Ridwan Tohopi menguraikan perjuangan Bone Pesisir bermula dari deklarasi pemekaran lima kecamatan, yaitu Bone, Bone Raya, Bulawa, Bonepantai, dan Kabila Bone, yang digagas Bupati pertama Bone Bolango, Ismet Mile pada tahun 2006.
“Namun proses tersebut sempat terhenti akibat aturan pemekaran daerah yang mensyaratkan usia minimal kabupaten dan kecamatan,”ujar Ridwan.
Memasuki tahun 2018, ia mengungkapkan Bupati Hamim Pou melakukan restrukturisasi Komite Pembentukan CDOB dan menyusun Feasibility Study lengkap sesuai UU Nomor 23 tahun 2014. Dokumen tersebut kemudian menjadi landasan kuat perjuangan lanjutan menuju pemekaran.
Ketua Komite juga menegaskan bahwa seluruh persyaratan administratif telah terpenuhi, mulai dari persetujuan DPRD Bone Bolango pada tahun 2021, persetujuan Bupati, persetujuan DPRD Provinsi Gorontalo, hingga keputusan Gubernur Gorontalo mengenai pemekaran Bone Pesisir dengan ibu kota berkedudukan di Desa Tihu, Kecamatan Bone Pantai.
Dia juga membeberkan, secara kewilayahan, Bone Pesisir memiliki luas 554,64 km², setara 30 persen wilayah Bone Bolango, dengan garis jalan 89,64 km dan panjang laut 79,13 km.
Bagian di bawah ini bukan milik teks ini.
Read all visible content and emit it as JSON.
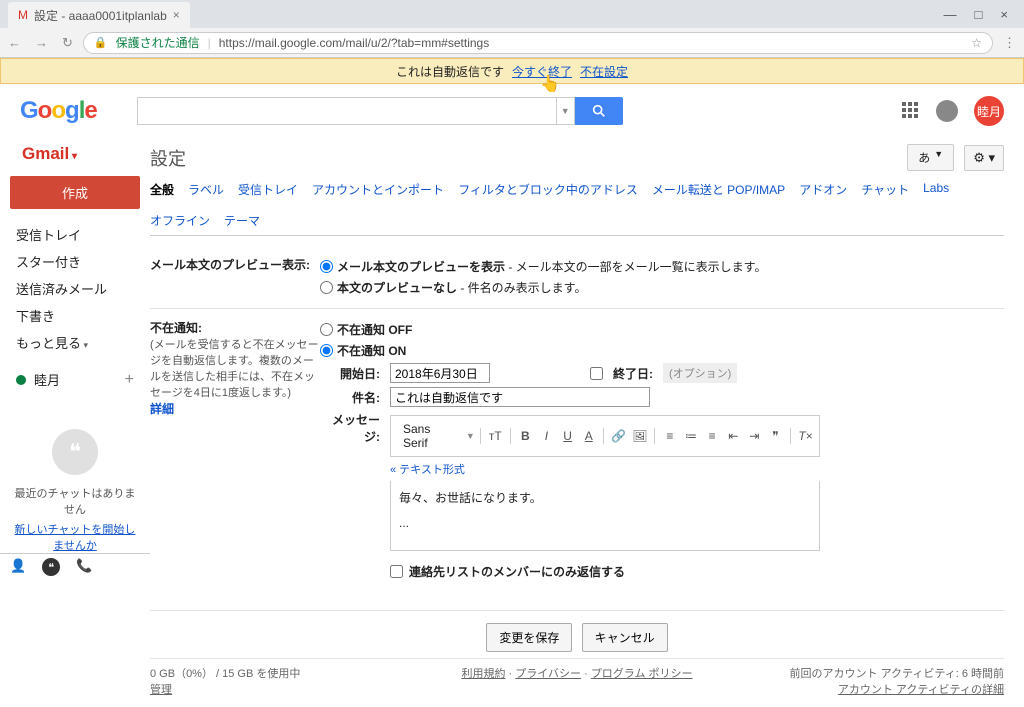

Populasi mencapai 64.311 jiwa berdasarkan data BPS, dengan potensi sumber daya alam meliputi kelautan, pertanian, perkebunan, mineral dan pariwisata.
“Feasibility Study juga menunjukkan kesiapan teknis, di antaranya tanah 200 hektare untuk pusat pemerintahan hasil hibah masyarakat, Rumah Sakit Daerah di Bone Raya serta 12 puskesmas/pustu, sumber air minum dan energi, termasuk PLTM Mikro 5 MW di Desa Ilouhuwa, infrastruktur keamanan yang mencakup Polairud, 162 personel Polri, dan 100 prajurit TNI, fasilitas pendidikan lengkap, dari TK hingga SMA/SMK dan pesantren hingga gedung persiapan kantor bupati di Desa Tihu yang telah tersedia,”bebernya.
Dari aspek fiskal, Ridwan mengatakan, Bone Pesisir dinilai mampu berkembang dengan dukungan sektor perikanan, pertanian, pariwisata, serta potensi pertambangan. Bahkan, hasil kajian PT Gorontalo Mineral memperkirakan produksi 10 juta ton bijih emas per tahun yang dapat menjadi kontributor signifikan bagi Pendapatan Asli Daerah (PAD) di masa depan.
Ketua Komite juga menjabarkan sejumlah kunjungan dan verifikasi lapangan dari lembaga nasional telah dilaksanakan sebagai bukti keseriusan pemerintah pusat menilai kelayakan Bone Pesisir, seperti Komisi II DPR RI, Direktorat PTKW-Otda Kemendagri, DPD RI/Wakil Ketua MPR RI, FORKORNAS CDOB di DPR RI, hingga rapat bersama Kemendagri
“Saat ini perjuangan terfokus pada percepatan terbitnya PP Desartada (Desain Besar Penataan Daerah) dan PP Detada (Daerah Otonom Baru) sebagai dasar hukum pembentukan CDOB di seluruh Indonesia. Komite I DPD RI, Komisi II DPR RI, dan Kemendagri telah beberapa kali membahas draf regulasi ini sepanjang 2025, termasuk koordinasi tingkat tinggi dengan Wakil Presiden selaku Ketua Dewan Pertimbangan Nasional DOB,”jabarnya.
Ia pun berharap seluruh pemangku kepentingan, baik itu pemerintah daerah, legislatif, ormas, tokoh masyarakat, dan berbagai komponen lainnya, untuk menandatangani rekomendasi percepatan terbitnya PP yang nantinya akan diserahkan ke Presiden RI pada Desember 2025. (Tim Redaksi)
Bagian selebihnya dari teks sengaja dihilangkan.